I should probably note I did attempt to install TrueNAS SCALE to see if that made a difference, however the bootable installer crashed the system, and an attempted up/cross grade from CORE to SCALE caused the same crashes, so I reinstalled CORE fresh. I also played about with Ubuntu 22.04LTS on the same hardware which worked fine (including importing/mounting the ZFS pool), however performance differences across things like fio testing (both off raw NVME and off the ZFS pool), iperf3, etc were negligible between TrueNAS/FreeBSD and Ubuntu Linux.
At this stage I think the issue lies with Samba itself. Some reading let me to see that Samba doesn't use O_DIRECT from what I can tell, which definitely is needed to make things like fio get the results required when using "-direct=1". Likewise fio gives it's highest read speeds for 64k reads and up, with a notable drop using 32k reads or lower. I'm unsure what Samba is configured for internally when it comes to reads. There's a Samba VFS module that allows O_DIRECT for reads, but it's not bundled with CORE.

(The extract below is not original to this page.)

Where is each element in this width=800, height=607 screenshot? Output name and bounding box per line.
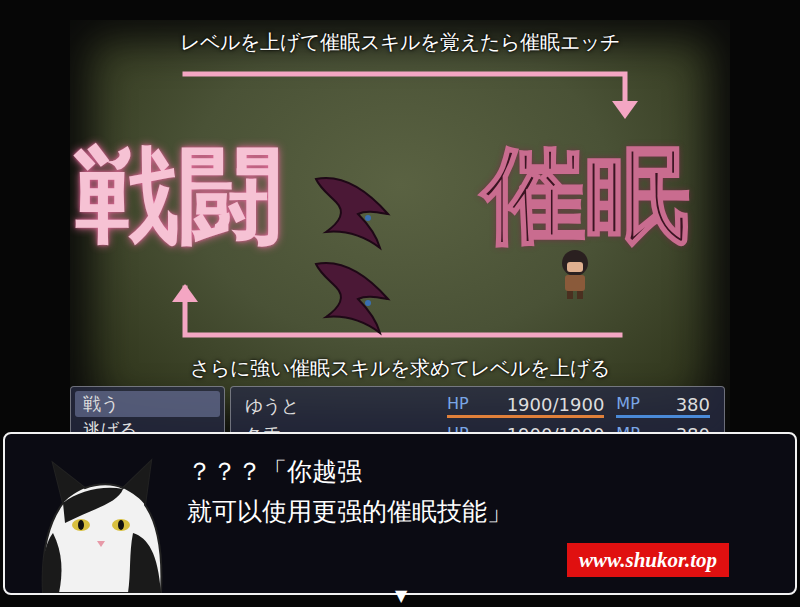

It is worth noting too that various "cat file | pv >/dev/null" and "dd if=file of=/dev/null bs=1m status=progress" type tests also don't give amazing results. cat yields a mere 750MB/s (which could be just the limit of pipes), and the dd test does hit around 4GB/s, which is faster than the smb read (still about 1/4 of what can be read with fio). This all leads me to think that the way Samba is configured to actually read from disk might be part of the problem? But I also don't understand why writes are then double the speed.
If anyone can point out anything obvious I've missed, or avenues to chase to figure out why this read performance is capped, I'd be very grateful.